Меня переполняла горечь. Она казалась мне похожей на запёкшуюся кровь, которая собиралась в лёгких, мешая дышать. Порой я даже ненавидел этого бессмертного, который обрёк меня на путь меча, а теперь не давал спокойно уйти, продлевая мои мучения. Ещё больше я злился, что он не хотел отвечать прямо. Когда окрепну, обязательно сломаю нос и ему.
Однажды, когда я закончил свои бессильные блуждания и опустился на кровать, мой взгляд упёрся в этот новый клинок, который Метос отковал, когда я был при смерти.
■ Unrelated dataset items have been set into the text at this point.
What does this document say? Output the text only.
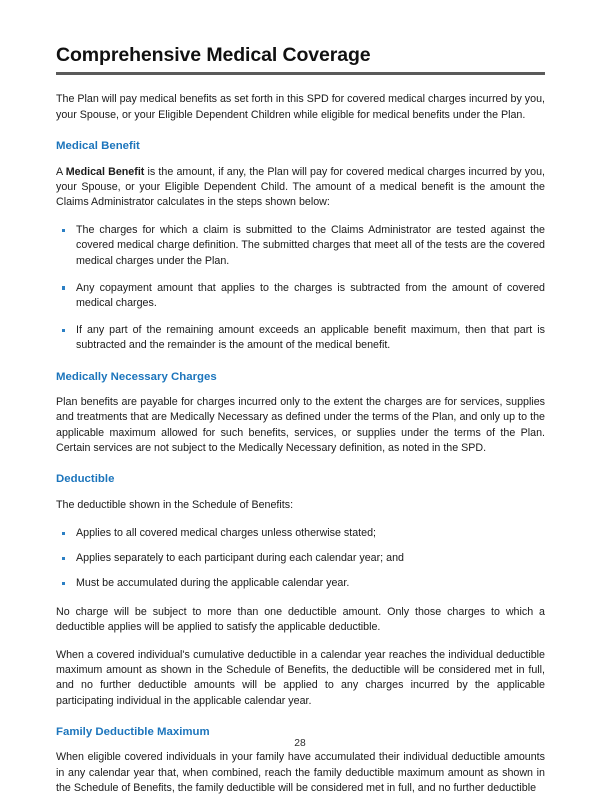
Comprehensive Medical Coverage

The Plan will pay medical benefits as set forth in this SPD for covered medical charges incurred by you, your Spouse, or your Eligible Dependent Children while eligible for medical benefits under the Plan.

Medical Benefit

A Medical Benefit is the amount, if any, the Plan will pay for covered medical charges incurred by you, your Spouse, or your Eligible Dependent Child. The amount of a medical benefit is the amount the Claims Administrator calculates in the steps shown below:

The charges for which a claim is submitted to the Claims Administrator are tested against the covered medical charge definition. The submitted charges that meet all of the tests are the covered medical charges under the Plan.
Any copayment amount that applies to the charges is subtracted from the amount of covered medical charges.
If any part of the remaining amount exceeds an applicable benefit maximum, then that part is subtracted and the remainder is the amount of the medical benefit.
Medically Necessary Charges

Plan benefits are payable for charges incurred only to the extent the charges are for services, supplies and treatments that are Medically Necessary as defined under the terms of the Plan, and only up to the applicable maximum allowed for such benefits, services, or supplies under the terms of the Plan. Certain services are not subject to the Medically Necessary definition, as noted in the SPD.

Deductible

The deductible shown in the Schedule of Benefits:

Applies to all covered medical charges unless otherwise stated;
Applies separately to each participant during each calendar year; and
Must be accumulated during the applicable calendar year.

No charge will be subject to more than one deductible amount. Only those charges to which a deductible applies will be applied to satisfy the applicable deductible.

When a covered individual's cumulative deductible in a calendar year reaches the individual deductible maximum amount as shown in the Schedule of Benefits, the deductible will be considered met in full, and no further deductible amounts will be applied to any charges incurred by the applicable participating individual in the applicable calendar year.

Family Deductible Maximum

When eligible covered individuals in your family have accumulated their individual deductible amounts in any calendar year that, when combined, reach the family deductible maximum amount as shown in the Schedule of Benefits, the family deductible will be considered met in full, and no further deductible

28
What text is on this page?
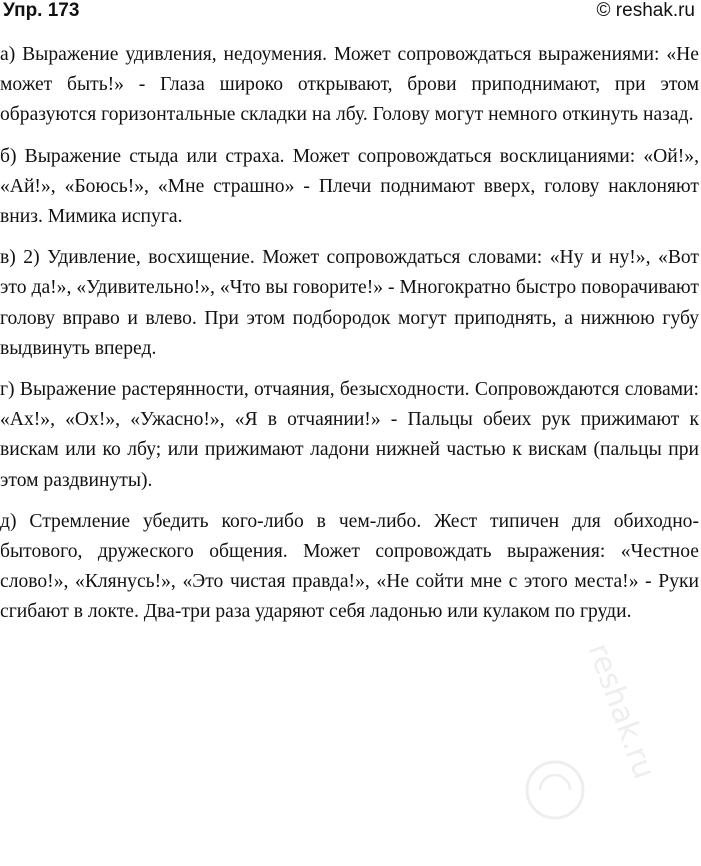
Упр. 173	© reshak.ru

а) Выражение удивления, недоумения. Может сопровождаться выражениями: «Не может быть!» - Глаза широко открывают, брови приподнимают, при этом образуются горизонтальные складки на лбу. Голову могут немного откинуть назад.

б) Выражение стыда или страха. Может сопровождаться восклицаниями: «Ой!», «Ай!», «Боюсь!», «Мне страшно» - Плечи поднимают вверх, голову наклоняют вниз. Мимика испуга.

в) 2) Удивление, восхищение. Может сопровождаться словами: «Ну и ну!», «Вот это да!», «Удивительно!», «Что вы говорите!» - Многократно быстро поворачивают голову вправо и влево. При этом подбородок могут приподнять, а нижнюю губу выдвинуть вперед.

г) Выражение растерянности, отчаяния, безысходности. Сопровождаются словами: «Ах!», «Ох!», «Ужасно!», «Я в отчаянии!» - Пальцы обеих рук прижимают к вискам или ко лбу; или прижимают ладони нижней частью к вискам (пальцы при этом раздвинуты).

д) Стремление убедить кого-либо в чем-либо. Жест типичен для обиходно-бытового, дружеского общения. Может сопровождать выражения: «Честное слово!», «Клянусь!», «Это чистая правда!», «Не сойти мне с этого места!» - Руки сгибают в локте. Два-три раза ударяют себя ладонью или кулаком по груди.

reshak.ru
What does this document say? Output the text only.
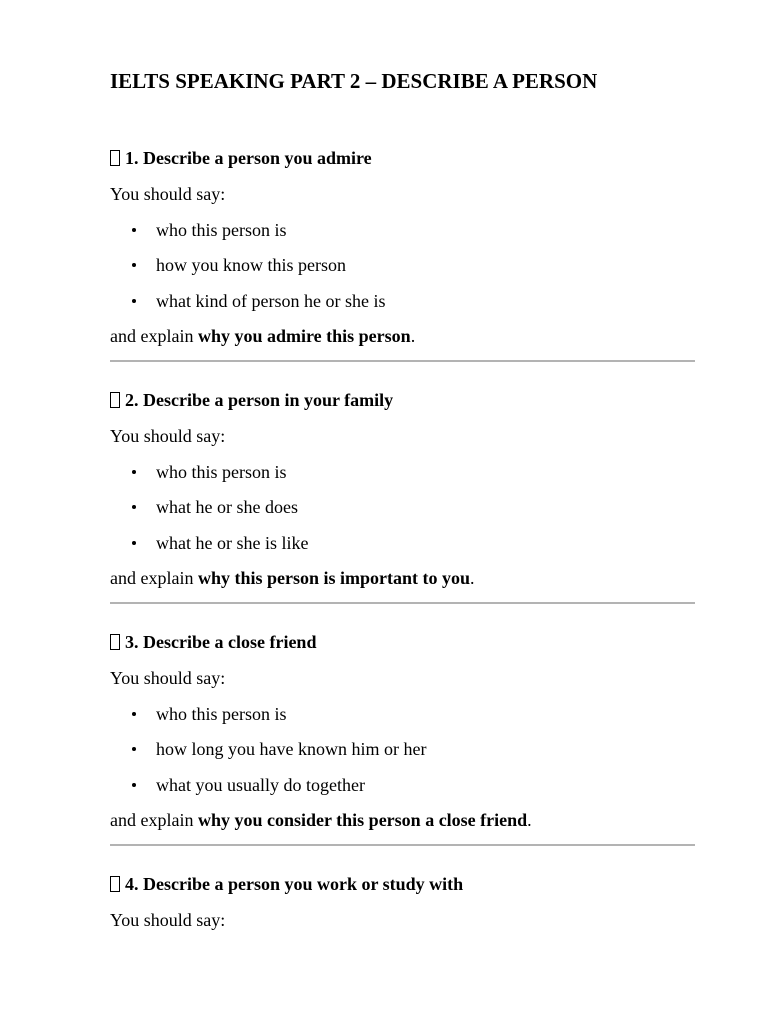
IELTS SPEAKING PART 2 – DESCRIBE A PERSON
1. Describe a person you admire

You should say:

who this person is
how you know this person
what kind of person he or she is

and explain why you admire this person.

2. Describe a person in your family

You should say:

who this person is
what he or she does
what he or she is like

and explain why this person is important to you.

3. Describe a close friend

You should say:

who this person is
how long you have known him or her
what you usually do together

and explain why you consider this person a close friend.

4. Describe a person you work or study with

You should say:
Остриё давно должно было затупиться – столько раз я на него опирался. Болезнь сделала меня худым, как палка, но кости тоже что-то весят. Вопреки этому сталь выдерживала, и лезвие не тупилось.
- Почему мой первый меч ты сделал с изъяном? – внезапно спросил я.
Прогулка была закончена, до следующей порции мучений оставалось время, поэтому Метос был в миролюбивом настроении.
- В этом виноват скорее ты, а не я. Но тогда я сам ещё не понимал этого.
- Я тоже не понимаю.
Он сел, закинув руки за голову, потянувшись и хрустнув суставами. Я успел заметить, что ему доставляло большое удовольствие любое движение. Он просто смаковал некоторые простые вещи, словно так и не успел привыкнуть к ним. От этого походка и жесты обретали какую-то особую грацию. Даже Эрик с его великолепным телом двигался менее эффектно.
Для Эрика всё было просто. Мы закончили гонять Визария – значит можно сесть и насладиться покоем и хорошим вином! Он и садился, и плетёное кресло жалобно стонало под ним.
- После того, как Эрик рассказал мне, что стало с поясом, я понял - колдуны правы. Каждая вещь несёт на себе отпечаток хозяина. Особенно вещь, сделанная на заказ. Так было не всегда, но с тех пор, как мир свихнулся, боги завалили смертных магической силой, а смертные научились её использовать. Виноват, я тоже в этом поучаствовал. Попробовать захотелось! В тот год, когда мы познакомились, твоя душа стремилась к убийству. Она сама была с изъяном, что же удивительного, что это отразилось в клинке?
Я никому не говорил о том, чем попрекал меня Прокл. И всё же Метос употребил сейчас то же слово. Убийца. Я не мог стать никем иным. Я всего лишь меч, наивно думать, будто мечом можно писать поэмы! Теперь меч затуплен и сломан. Такие выбрасывают на свалку. Или перековывают, если они представляют ещё какую-то ценность. Кажется, меня пытались перековать.